Becker has started all 48 games for Kentucky as a senior, hitting .287 with 18 extra-base hits and 31 RBI. He has reached base in 90 of his last 94 games, counting summer league. He’d love to help the Wildcats reach their first College World Series and then get drafted, but he has a backup plan.
Whenever baseball is done, he’ll head back to the farm and use a degree in agricultural economics to run the family business alongside his siblings. Becker seems undaunted by the freak accident that nearly killed him, the cause of which is still unknown.

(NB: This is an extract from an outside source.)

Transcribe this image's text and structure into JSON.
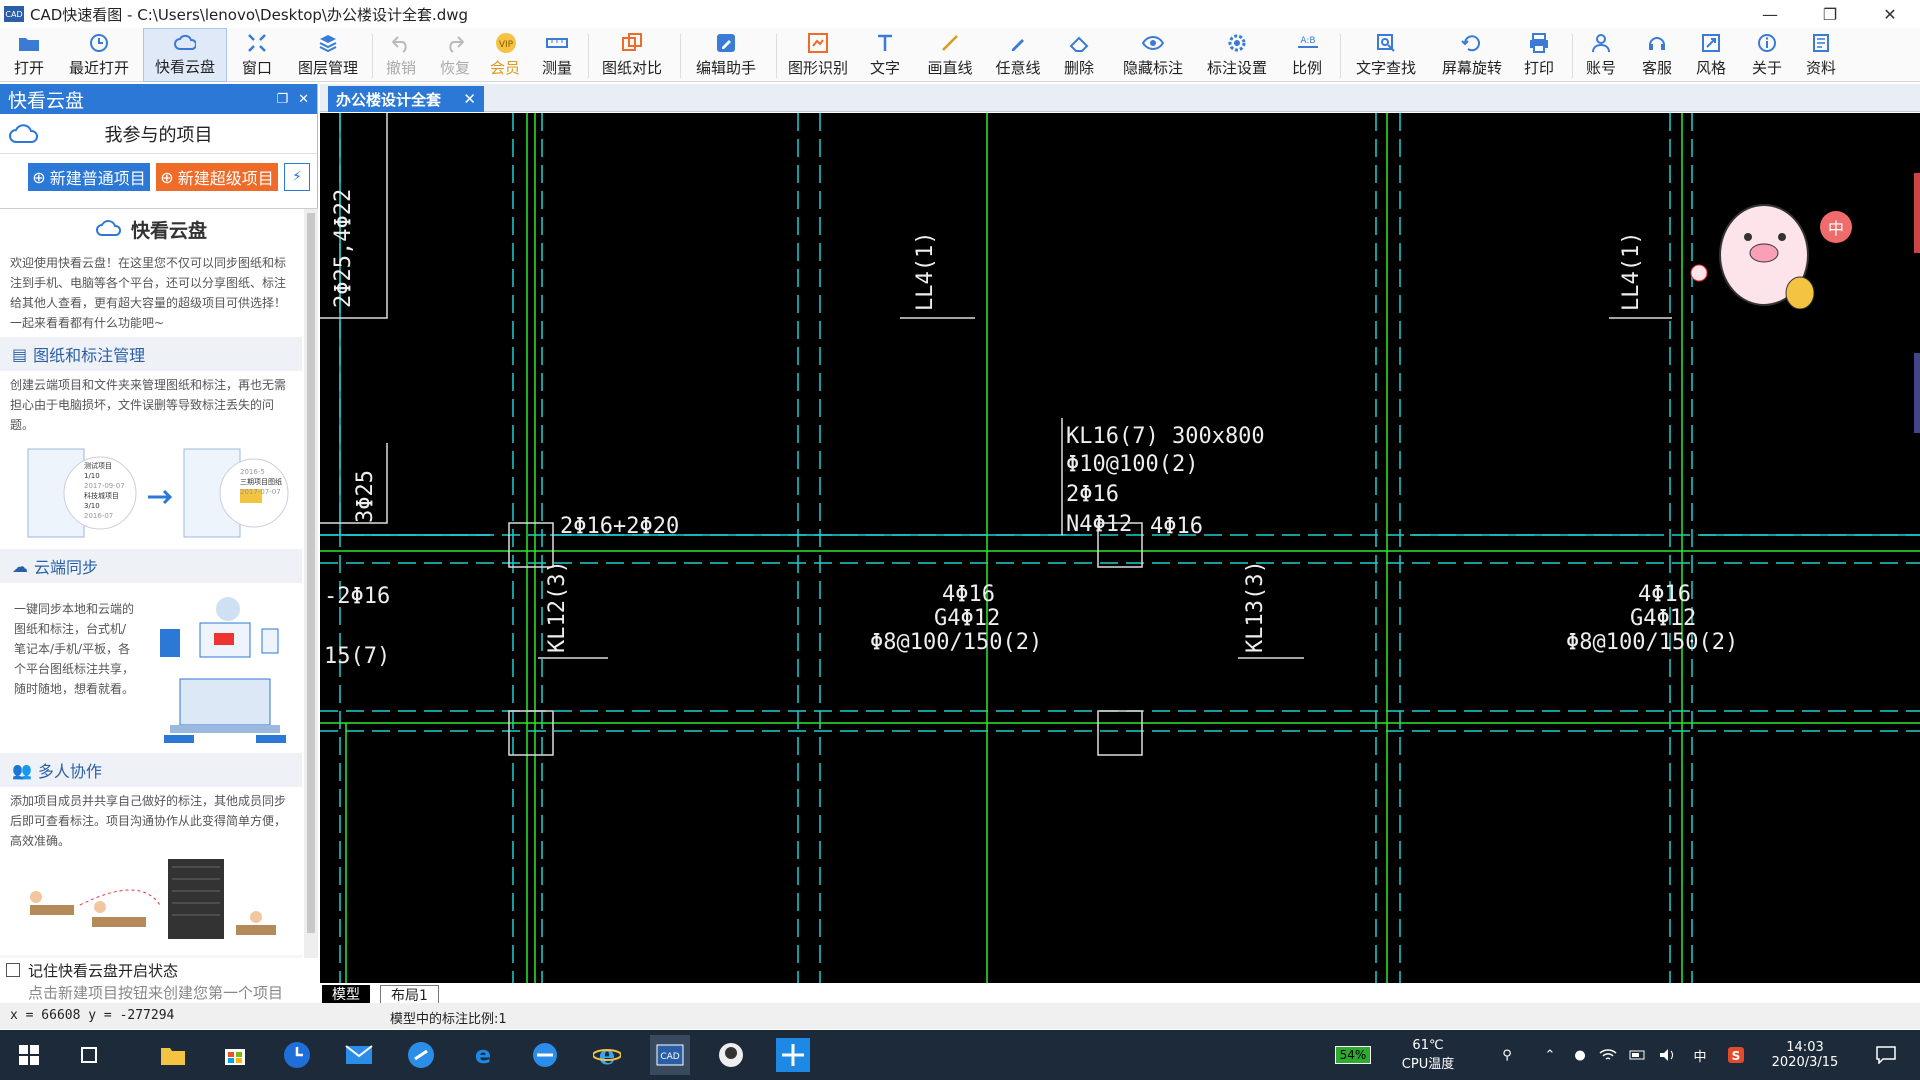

Neighbors say the blast rattled their windows more than a mile away, yet Becker’s worst injury was some sore ribs. He declined a ride to the hospital.
“Guardian angel was working overtime,” said his father, who this weekend made the last of his regular 12-hour drives to watch Luke play at Kentucky. “When the dust settled and everyone was OK and Luke got out of the ambulance, one of the office gals goes, ‘Now go have an explosive season.’ It was a little early for him to laugh, but I think he’s been doing pretty good since then.”